The massive East Side complex is telling tenants they must install new, city-approved partitions to split up their apartments, despite the fact that many residents already paid hundreds of dollars to put their existing walls up.
Residents of the 91-building property, which includes the neighboring Peter Cooper Village, often install pressurized walls in their units to subdivide the space and create additional bedrooms.
But the walls now required by managing agent Tishman Speyer — which purchased the complex in 2006 but recently defaulted on its mortgage and no longer owns the property — will force tenants to irregularly break up their apartments with an extra partition, or T wall.
The move stems from city inspections dating back to 2008 that found many of the current walls not compliant with fire and building codes, even though some residents said they used installation companies previously recommended by the complex.
According to the new guidelines, instead of being able to simply divide their living room with a single wall to create another bedroom, tenants will be forced add a T wall perpendicular to the first partition that will essentially split their living space in half.
A spokesman for Tishman Speyer explained that if a tenant obtained written permission from either Tishman or previous owner MetLife and installed the wall according to building specifications, then the resident would be reimbursed for the new partition, as well as for any costs associated with removal of the current wall.
But if a tenant installed a non-conforming wall without permission from the complex’s owners, the resident will have to fork over approximately $1,000 for the new partition — the price most paid to have the original walls installed — based on a rider tenants have been asked to sign.

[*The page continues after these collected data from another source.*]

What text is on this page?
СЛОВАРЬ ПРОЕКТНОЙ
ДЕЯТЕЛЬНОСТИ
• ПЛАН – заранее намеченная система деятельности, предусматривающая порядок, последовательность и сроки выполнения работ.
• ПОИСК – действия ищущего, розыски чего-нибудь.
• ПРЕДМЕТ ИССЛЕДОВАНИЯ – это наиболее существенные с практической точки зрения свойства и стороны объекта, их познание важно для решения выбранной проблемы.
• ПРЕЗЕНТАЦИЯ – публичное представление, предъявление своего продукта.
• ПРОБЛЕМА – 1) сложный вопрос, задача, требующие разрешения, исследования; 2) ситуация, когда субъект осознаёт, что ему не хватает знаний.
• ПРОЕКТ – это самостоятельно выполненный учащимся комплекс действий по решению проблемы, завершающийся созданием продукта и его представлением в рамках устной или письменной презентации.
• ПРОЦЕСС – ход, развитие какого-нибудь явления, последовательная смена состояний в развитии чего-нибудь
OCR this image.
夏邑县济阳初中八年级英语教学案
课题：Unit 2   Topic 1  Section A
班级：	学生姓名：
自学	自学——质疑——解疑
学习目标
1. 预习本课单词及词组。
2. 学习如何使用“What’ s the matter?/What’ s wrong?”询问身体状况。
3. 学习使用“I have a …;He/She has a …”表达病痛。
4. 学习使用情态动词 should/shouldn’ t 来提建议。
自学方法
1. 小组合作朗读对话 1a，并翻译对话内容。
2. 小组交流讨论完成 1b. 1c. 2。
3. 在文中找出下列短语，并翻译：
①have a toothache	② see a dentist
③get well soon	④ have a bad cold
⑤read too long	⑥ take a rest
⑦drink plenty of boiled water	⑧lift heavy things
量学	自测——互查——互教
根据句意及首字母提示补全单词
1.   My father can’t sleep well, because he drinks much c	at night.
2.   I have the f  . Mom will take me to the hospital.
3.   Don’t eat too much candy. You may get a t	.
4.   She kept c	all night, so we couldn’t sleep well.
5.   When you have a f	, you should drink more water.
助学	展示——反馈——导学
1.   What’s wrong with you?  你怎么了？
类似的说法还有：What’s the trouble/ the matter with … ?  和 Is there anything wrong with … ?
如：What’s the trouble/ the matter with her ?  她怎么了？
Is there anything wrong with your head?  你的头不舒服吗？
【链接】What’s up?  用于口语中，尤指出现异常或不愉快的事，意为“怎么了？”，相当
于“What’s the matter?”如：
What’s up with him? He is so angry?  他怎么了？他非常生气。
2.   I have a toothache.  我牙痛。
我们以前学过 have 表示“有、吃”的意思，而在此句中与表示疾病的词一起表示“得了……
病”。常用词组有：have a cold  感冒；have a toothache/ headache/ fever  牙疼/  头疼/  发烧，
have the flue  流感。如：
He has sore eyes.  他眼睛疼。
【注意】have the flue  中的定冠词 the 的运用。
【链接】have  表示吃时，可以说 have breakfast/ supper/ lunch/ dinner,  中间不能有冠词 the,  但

Residents also must agree to erect the new walls if they want to renew their leases, or face eviction, according to the rider.
Tishman Speyer declined to comment on approximately how many tenants had used pre-approved wall contractors and, therefore, how many would have the additional costs handed down to them.
“We continue to work cooperatively with the residents of affected apartments to remove, alter or replace their walls in a manner that complies with the building code and, more importantly, ensures the ongoing safety of all residents, families and guests of the community,” said Tishman Speyer spokesman Bud Perrone.
Tishman Speyer continues to act as Stuyvesant Town and Peter Cooper Village’s management company even though the complex has been handed over to creditors.